UE, Kosovo, Serbie, Russie.

Ces Serbes qui se tournent vers Moscou

Craignant d’être livrés à la merci de la majorité albanaise le jour où la Serbie sera contrainte de reconnaître le Kosovo pour adhérer à l’UE, un nombre croissant de Serbes ont demandé la nationalité russe. Mais ils pourront difficilement compter sur la “solidarité slave” qu’ils invoquent.

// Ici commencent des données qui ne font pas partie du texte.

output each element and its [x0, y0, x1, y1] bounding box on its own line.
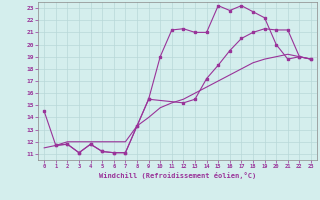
X-axis label: Windchill (Refroidissement éolien,°C): Windchill (Refroidissement éolien,°C) — [99, 172, 256, 179]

Publié le 30 novembre 2011 à 14:45
UE, Kosovo, Serbie, Russie.

Un énorme drapeau russe flotte sur la partie nord de Mitrovica. Depuis les affiches placardées sur les murs de la ville, des alliés slaves, comme l'ex-Premier ministre serbe Vojislav Kostunica, le Premier ministre russe Vladimir Poutine ou le président russe Dimitri Medvedev, mais également ses homologues ukrainien Victor Ianoukovitch et biélorusse Alexandre Loukachenko, jettent un coup d'oeil sur la rue.

La plus grande partie de la ville, au sud de la rivière Ibar, tout comme le reste du Kosovo, est habitée par les Albanais. Mais le pouvoir central, n'atteint pas le nord de Mitrovica, [où les Serbes sont majoritaires].

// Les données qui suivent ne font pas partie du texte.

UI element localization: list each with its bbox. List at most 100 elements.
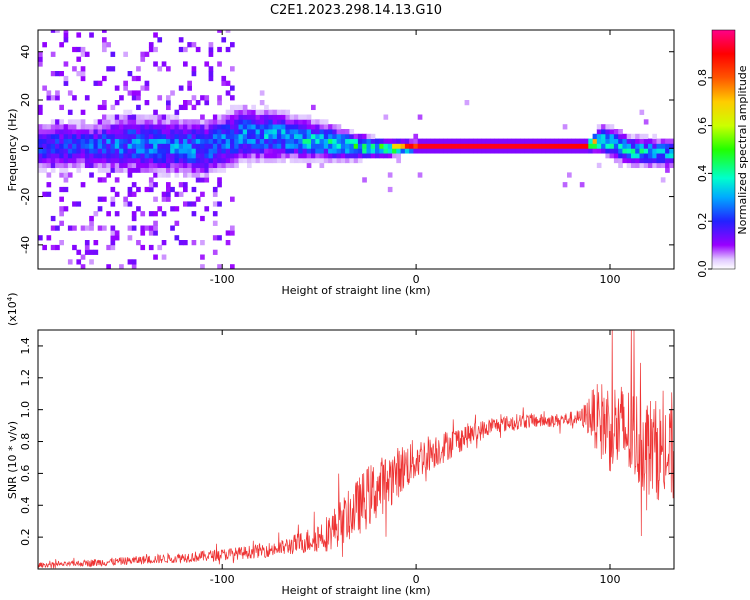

La tentative de Pristina d'étendre son contrôle aux postes frontaliers situés au nord de la ville, le long de la frontière avec la Serbie, a déclenché des émeutes et la prise du contrôle provisoire des postes frontaliers par la mission de l'Union européenne au Kosovo (EULEX).

La vengeance sanglante des Albanais

Quant aux manifestants serbes, qui ont dressé des barrages devant les points de passage gérés par EULEX, on les dit motivés non seulement par le sentiment patriotique, mais aussi par la crainte de perdre les revenus de la contrebande.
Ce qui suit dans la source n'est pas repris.